Dans un monde rétréci par les progrès techniques, les réserves naturelles fondent comme neige au soleil. Plus que jamais, nous vivons le temps du monde fini, et plus que jamais nous semblons l’ignorer. Partout, on creuse, on pille, on bétonne, ravageant au passage de précieux écosystèmes. À l’heure où pour la première fois de l’histoire la majorité des humains vit en ville, la nature a-t-elle encore un avenir ?

LAISSE BÉTON, ON PEUT PLUS RIEN CONSTRUIRE !

Eau, biodiversité, matières premières, énergies fossiles, toutes les ressources fichent le camp, dévorées par l’insatiable ogre Croissance. Pire : la terre, c’est-à-dire l’espace, fait de même. La bétonnière géante l’avale et ne la recrache plus. À ce jour, environ 10 % du territoire
métropolitain est artificialisé. De sources très officielles (ministère de l’Agriculture), le béton s’est étendu de la sorte de 93 000 hectares par an, sur la période 2006-2009. Cela ne vous dit rien ? Cela signifie qu’une surface de terres agricoles ou de milieux naturels équivalant à un département français moyen disparaît tous les sept ans. Sur la période 1992-2003, ce n’était « que » tous les dix ans ; c’est-à-dire qu’en un siècle, on aurait transformé en une immense banlieue l’étendue de Rhône-Alpes-Auvergne. À présent, pour le même prix, on engloberait aussi le Limousin.
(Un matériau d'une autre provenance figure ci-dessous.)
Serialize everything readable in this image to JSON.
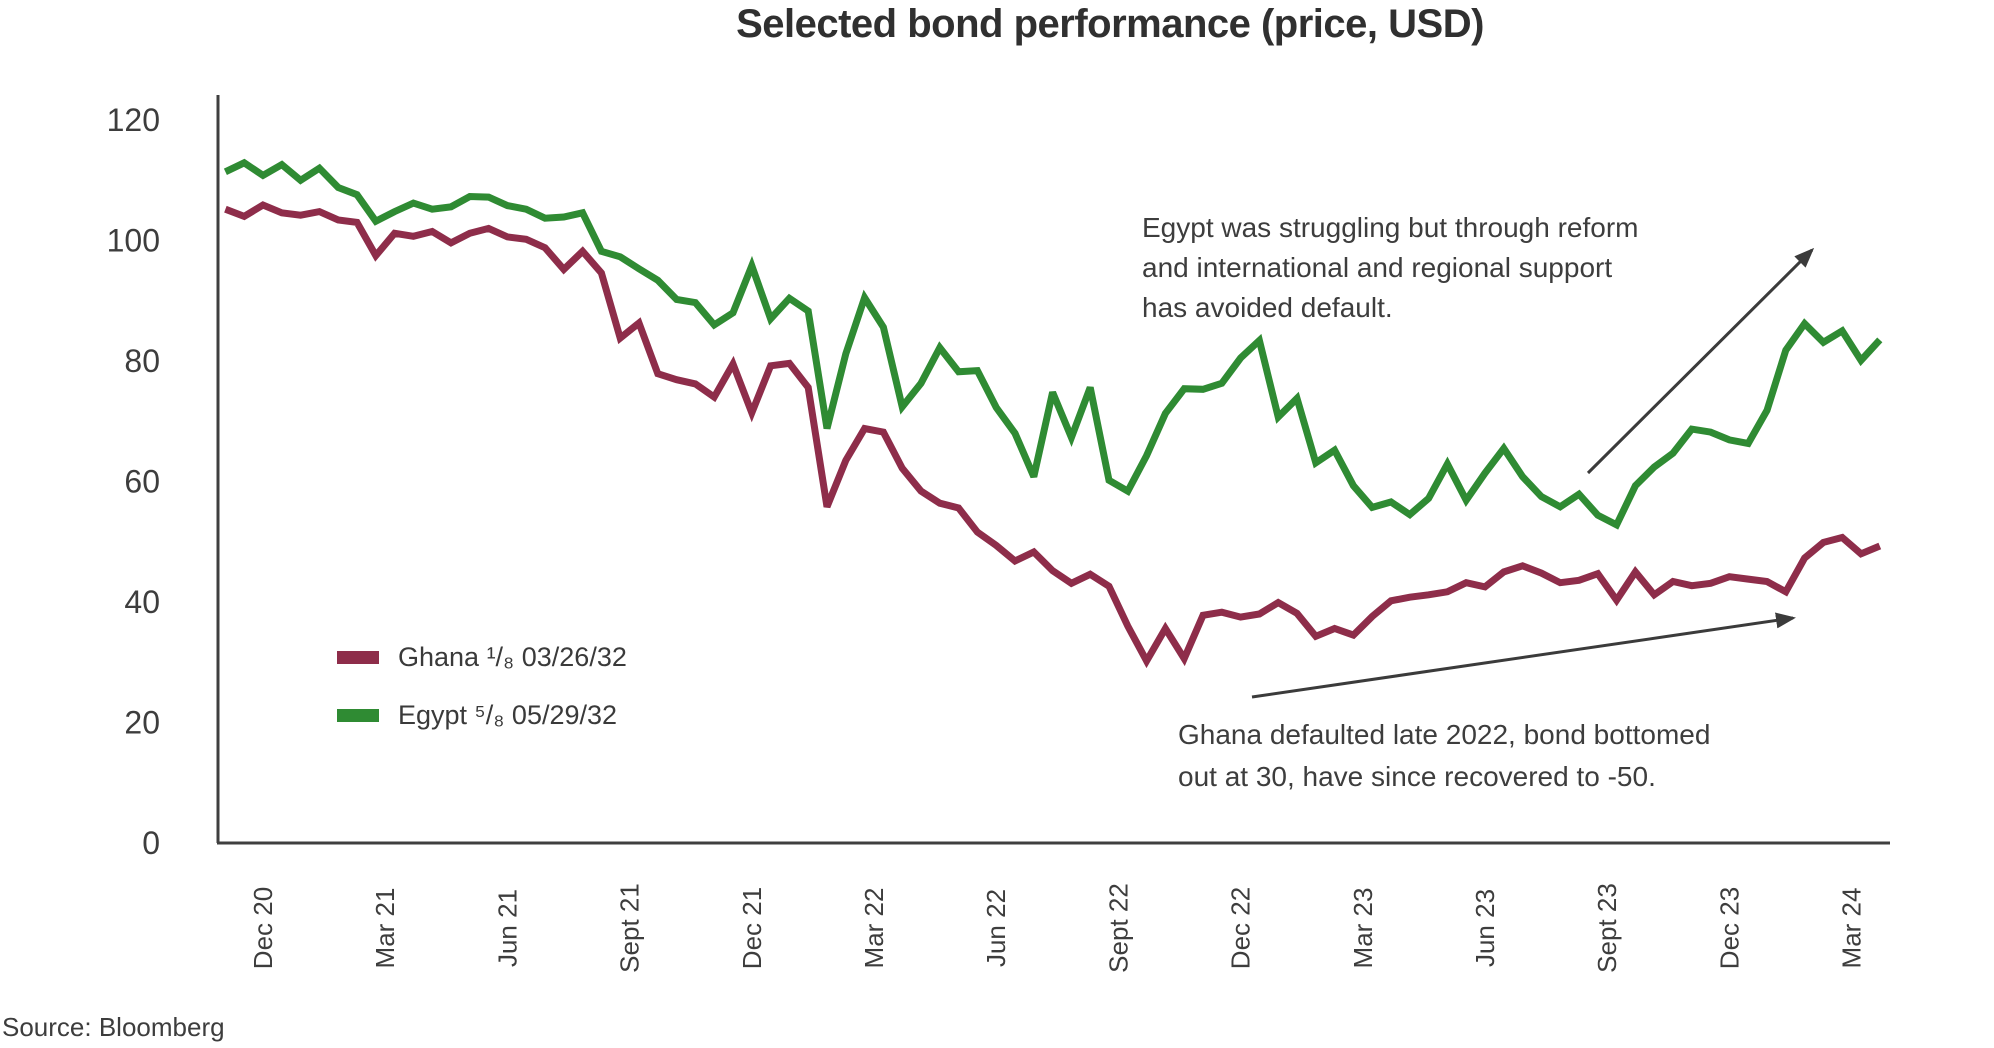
{
  "title": "Selected bond performance (price, USD)",
  "source": "Source: Bloomberg",
  "legend": [
    {
      "label": "Ghana ¹/₈ 03/26/32",
      "color": "#8E2D4A"
    },
    {
      "label": "Egypt ⁵/₈ 05/29/32",
      "color": "#2F8B33"
    }
  ],
  "annotations": {
    "egypt": {
      "lines": [
        "Egypt was struggling but through reform",
        "and international and regional support",
        "has avoided default."
      ]
    },
    "ghana": {
      "lines": [
        "Ghana defaulted late 2022, bond bottomed",
        "out at 30, have since recovered to -50."
      ]
    }
  },
  "chart_data": {
    "type": "line",
    "title": "Selected bond performance (price, USD)",
    "xlabel": "",
    "ylabel": "",
    "ylim": [
      0,
      120
    ],
    "grid": false,
    "legend_position": "center-left",
    "y_ticks": [
      0,
      20,
      40,
      60,
      80,
      100,
      120
    ],
    "x_ticks": [
      "Dec 20",
      "Mar 21",
      "Jun 21",
      "Sept 21",
      "Dec 21",
      "Mar 22",
      "Jun 22",
      "Sept 22",
      "Dec 22",
      "Mar 23",
      "Jun 23",
      "Sept 23",
      "Dec 23",
      "Mar 24"
    ],
    "x_unit": "weeks since start (points are biweekly)",
    "weeks_per_point": 2,
    "tick_start_week": 4,
    "tick_interval_weeks": 13,
    "series": [
      {
        "name": "Ghana 1/8 03/26/32",
        "color": "#8E2D4A",
        "values": [
          105.2,
          104.0,
          105.9,
          104.6,
          104.2,
          104.8,
          103.4,
          103.0,
          97.5,
          101.2,
          100.7,
          101.5,
          99.6,
          101.2,
          102.0,
          100.6,
          100.2,
          98.8,
          95.2,
          98.2,
          94.6,
          83.8,
          86.3,
          77.9,
          76.9,
          76.2,
          74.0,
          79.5,
          71.4,
          79.2,
          79.6,
          75.6,
          55.8,
          63.5,
          68.8,
          68.2,
          62.2,
          58.4,
          56.4,
          55.6,
          51.6,
          49.4,
          46.8,
          48.3,
          45.2,
          43.1,
          44.6,
          42.6,
          36.0,
          30.2,
          35.6,
          30.6,
          37.8,
          38.3,
          37.5,
          38.0,
          39.9,
          38.1,
          34.3,
          35.6,
          34.5,
          37.6,
          40.2,
          40.8,
          41.2,
          41.7,
          43.2,
          42.5,
          45.0,
          46.0,
          44.8,
          43.2,
          43.6,
          44.7,
          40.3,
          45.0,
          41.2,
          43.4,
          42.7,
          43.1,
          44.2,
          43.8,
          43.4,
          41.7,
          47.3,
          49.9,
          50.7,
          48.0,
          49.3
        ]
      },
      {
        "name": "Egypt 5/8 05/29/32",
        "color": "#2F8B33",
        "values": [
          111.4,
          112.9,
          110.8,
          112.6,
          110.0,
          112.0,
          108.8,
          107.6,
          103.2,
          104.8,
          106.2,
          105.2,
          105.6,
          107.3,
          107.2,
          105.8,
          105.2,
          103.7,
          103.9,
          104.6,
          98.2,
          97.3,
          95.3,
          93.4,
          90.2,
          89.7,
          86.0,
          88.0,
          95.8,
          87.0,
          90.4,
          88.3,
          68.8,
          81.2,
          90.5,
          85.6,
          72.4,
          76.3,
          82.2,
          78.2,
          78.4,
          72.3,
          68.0,
          60.8,
          74.8,
          67.3,
          75.6,
          60.2,
          58.4,
          64.3,
          71.3,
          75.4,
          75.3,
          76.3,
          80.5,
          83.4,
          70.7,
          73.8,
          63.1,
          65.2,
          59.3,
          55.7,
          56.6,
          54.5,
          57.2,
          62.9,
          56.9,
          61.4,
          65.5,
          60.8,
          57.5,
          55.8,
          57.9,
          54.4,
          52.8,
          59.3,
          62.4,
          64.7,
          68.7,
          68.2,
          66.9,
          66.3,
          71.8,
          81.8,
          86.2,
          83.1,
          85.0,
          80.1,
          83.5
        ]
      }
    ]
  }
}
Et demain ? Car le rythme continue de croître, tandis que nos entrepreneurs contrariés soutiennent, sans rire, « qu’avec
tous ces écolos on ne peut plus rien construire dans ce pays ».
Nos villes enflent, et de mauvaise graisse. Le gros de cette artificialisation nouvelle ? Le « tissu urbain
discontinu » : zones d’activité, zones commerciales, banlieues pavillonnaires et toute la toile d’araignée des rocades, ronds-points et voiries en tous sens qui desservent ces flaques de béton. Cette occupation du sol, étant moins dense que celle de la ville, est beaucoup plus gourmande en terres. Pour la même population, le même volume d’activité, il faut en tartiner bien davantage.

C’est le moment où l’on vous rétorque : « mais enfin, il faut bien loger toute cette croissance de population. » Laquelle ? La population française n’augmente que de 0,5 % par an ; celle des surfaces bétonnées, de 3 %, chiffre en constante augmentation. Cherchez l’erreur. Elle est, au fond, très simple : la France, décideurs publics et privés confondus, reste une fanatique de la métropole.
De cet entassement forcené est censé résulter la Lumière, le Développement. Au XIXe siècle, on comprenait la concentration des mines et des aciéries. Au siècle de la fibre optique, on en reste perplexe. Mais pas de questions ! Il faut atteindre la taille critique européenne. C’est-à-dire Londres ? Rotterdam ? Stockholm ? Qu’importe, il s’agit de grossir. Quelle est la taille critique ?
Davantage, c’est tout.

La suite est dans le premier numéro de Limite !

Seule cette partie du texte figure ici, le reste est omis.